This report applies the concept of risk to disaster-related displacement and quantifies human displacement risk around the world. It reflects an awareness of the need to see disasters as primarily social, rather than natural, phenomena. This view acknowledges that humans can act and take decisions to reduce the likelihood of a disaster occurring or, at the very least, to reduce their impacts and the levels of loss and damage associated with them.
The study brings together data from several sources – notably the Global Assessment Reports (GARs), international and national disaster loss databases (EM-DAT and DesInventar) and the Internal Displacement Monitoring Centre’s (IDMC) Global Estimates and Disaster-induced Displacement Database (DiDD).
Key findings
Displacement risk trends:
- Disaster-related displacement risk has quadrupled since the 1970s.
- Displacement risk has increased at twice the rate of population growth, meaning that people are twice as likely to be displaced now than they were in the 1970s.
- The number of mega-events that displace more than 3 million people has been increasing. These mega-events are responsible for the overall increase in displacement risk.

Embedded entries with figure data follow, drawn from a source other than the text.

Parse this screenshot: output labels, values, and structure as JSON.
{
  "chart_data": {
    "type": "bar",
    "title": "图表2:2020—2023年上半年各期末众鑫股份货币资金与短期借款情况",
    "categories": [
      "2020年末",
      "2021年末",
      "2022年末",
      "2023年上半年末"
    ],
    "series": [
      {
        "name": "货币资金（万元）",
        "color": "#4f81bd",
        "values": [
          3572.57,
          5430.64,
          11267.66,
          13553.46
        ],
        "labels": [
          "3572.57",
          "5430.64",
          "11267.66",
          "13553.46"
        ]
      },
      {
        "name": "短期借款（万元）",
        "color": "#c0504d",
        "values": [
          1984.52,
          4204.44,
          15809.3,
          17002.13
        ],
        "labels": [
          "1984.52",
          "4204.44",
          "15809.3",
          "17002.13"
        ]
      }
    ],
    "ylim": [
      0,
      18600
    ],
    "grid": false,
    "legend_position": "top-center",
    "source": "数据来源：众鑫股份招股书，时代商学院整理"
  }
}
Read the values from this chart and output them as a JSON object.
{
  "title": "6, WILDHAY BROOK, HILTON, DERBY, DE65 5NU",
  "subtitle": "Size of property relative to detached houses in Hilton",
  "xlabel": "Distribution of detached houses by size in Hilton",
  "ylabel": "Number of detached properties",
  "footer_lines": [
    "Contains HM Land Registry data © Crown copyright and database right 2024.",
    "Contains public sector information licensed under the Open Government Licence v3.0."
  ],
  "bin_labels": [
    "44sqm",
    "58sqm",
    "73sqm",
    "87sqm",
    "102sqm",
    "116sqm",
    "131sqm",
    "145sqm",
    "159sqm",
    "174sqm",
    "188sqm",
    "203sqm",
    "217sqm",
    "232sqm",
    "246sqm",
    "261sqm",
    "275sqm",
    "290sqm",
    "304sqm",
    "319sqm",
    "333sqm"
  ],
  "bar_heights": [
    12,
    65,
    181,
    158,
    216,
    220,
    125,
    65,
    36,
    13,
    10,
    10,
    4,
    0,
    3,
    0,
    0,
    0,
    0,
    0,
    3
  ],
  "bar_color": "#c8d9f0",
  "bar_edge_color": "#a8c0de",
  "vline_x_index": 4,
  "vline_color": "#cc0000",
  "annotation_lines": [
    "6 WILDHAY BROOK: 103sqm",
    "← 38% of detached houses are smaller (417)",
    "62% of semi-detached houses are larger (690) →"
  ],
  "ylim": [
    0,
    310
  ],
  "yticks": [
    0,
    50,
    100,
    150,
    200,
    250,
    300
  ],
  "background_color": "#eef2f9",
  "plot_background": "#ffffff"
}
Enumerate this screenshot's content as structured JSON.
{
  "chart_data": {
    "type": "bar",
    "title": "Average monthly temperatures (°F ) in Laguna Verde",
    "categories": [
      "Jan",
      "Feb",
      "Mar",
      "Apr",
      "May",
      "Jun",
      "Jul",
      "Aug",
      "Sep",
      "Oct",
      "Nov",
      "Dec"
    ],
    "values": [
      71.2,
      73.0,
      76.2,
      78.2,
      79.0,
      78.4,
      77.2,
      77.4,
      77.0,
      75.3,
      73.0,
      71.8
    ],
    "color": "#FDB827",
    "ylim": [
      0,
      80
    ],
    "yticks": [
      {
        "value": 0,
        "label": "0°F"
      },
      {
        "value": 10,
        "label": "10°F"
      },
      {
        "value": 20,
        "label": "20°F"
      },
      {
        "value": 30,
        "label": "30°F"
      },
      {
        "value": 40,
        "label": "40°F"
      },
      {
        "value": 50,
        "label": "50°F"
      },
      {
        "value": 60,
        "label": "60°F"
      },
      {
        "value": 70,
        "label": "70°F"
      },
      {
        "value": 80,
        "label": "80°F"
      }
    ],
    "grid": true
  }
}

- In absolute terms, countries in Asia have the highest risk of being displaced. This is due to the fact that there are a large number of vulnerable people in Asia exposed to multiple natural hazards.
- When population size is accounted for small island states face disproportionately high levels of displacement risk, with Antigua and Barbuda, Haiti and Cuba being among the twenty most at-risk countries.
- Approximately 30 per cent of the pastoralists in northern Kenya, southern Ethiopia and south-central Somalia are at risk of becoming permanently displaced from their way of life between now and 2040, even if climate change does not make droughts more frequent or severe.
Displacement risk drivers:
- Displacement risk is measured in the following way: Risk = Hazard x Exposure x Vulnerability. The quadrupling of risk since the 1970s is due to the fact that exposure has increased much more quickly than vulnerability has been reduced whereas the occurrence of hazards has remained largely unchanged.
- Climate change may increase displacement risk in the future in at least two ways: first, by increasing the frequency and intensity of some weather-related hazards; and second by increasing certain communities’ vulnerability and reducing thresholds at which point people become displaced.
- The primary driver of increased in exposure since the 1970s has been rapid, unplanned development in hazard-prone areas in developing countries. This rapid urbanisation concentrates large numbers of vulnerable people in dangerous locations.
- Weak or corrupt governance structures can further exacerbate this dangerous process by creating incentives for people to move into hazard-prone areas – or forcing them to live there.
- Conflict and generalised violence affects several of the most at-risk countries, further increasing the vulnerability of communities, undermining their ability to resist and cope with natural hazards.
The way forward:
- A disaster is not defined by the number of fatalities, the amount of economic losses or the number of people displaced. It is all of these things – and other impacts – together.
- The drivers of disaster-related displacement risk in particular are the same as the drivers of disaster risk in general. Thus most measures taken to reduce disaster risk – such as the adoption and enforcement of land use plans and stronger building codes, diversifying and strengthening the livelihoods of the rural and urban poor – will also reduce displacement risk.
- As the world’s governments convene in 2015 and 2016 to agree on global disaster risk reduction, climate change adaptation and sustainable development goals, they have a unique opportunity to address displacement risk and several other objectives simultaneously.
- Coordinated and coherent international policy agreements and plans between these different forums are critical for addressing displacement risk. Otherwise, governments risk artificially splintering one problem into multiple conceptual, operational and policy silos.